This scenario appears a bit constructed to me.
1. Escrow:
Shortterm escrow services are usually used to mediate a payment between two parties, providing a tie-breaker to make sure the payee fulfills the paid service, and payer pays services rendered. I don't see what need someone might have that requires relinquishing control of his money to a third party just to withdraw within minutes. Hence, it seems contra intuitive that an "escrow" service would exist that facilitates deposits and withdrawals of a payment at such a frequency. A similar situation might be constructed with an exchange, though. They don't usually guarantee payout times as far as I know, though.
2. Confirmations:
If the payee is waiting for at least one confirmation, the payer must be under the influence of a Sybil attack and fed false blockchain data, or the attacker must create an alternative blockchain tip that orphans the block the payee relies on for the confirmation. Either way, the attacker must create at least one block before the withdrawal which would constitute quite an investment.
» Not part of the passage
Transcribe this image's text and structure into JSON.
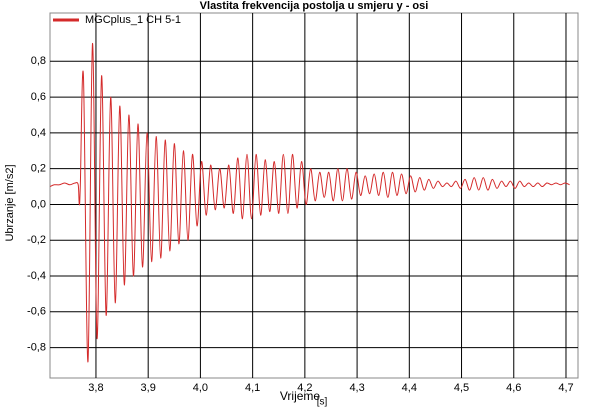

3. Attack is easily countered:
In the situation that a client wants to withdraw back immediately, the "escrow" would create a transaction using the transaction output of the deposit transaction as input. That way, the client would get their money back reliably if it was paid, or the withdrawal would fail, if their money never arrived in the escrow's wallet.
How many confirmations to wait?
If I were offering an "escrow" service, I'd be implementing it via 2 of 3 multisig addresses. The three keys would belong to Payer, Payee, and Escrow. As the address would be unique to the involved parties, payments would be sourced from the deposit anyhow.
Depending on the amounts involved and the quality of my business relationship with the involved parties, I'd wait at least between one and four confirmations before I'd pronounce the payment as received.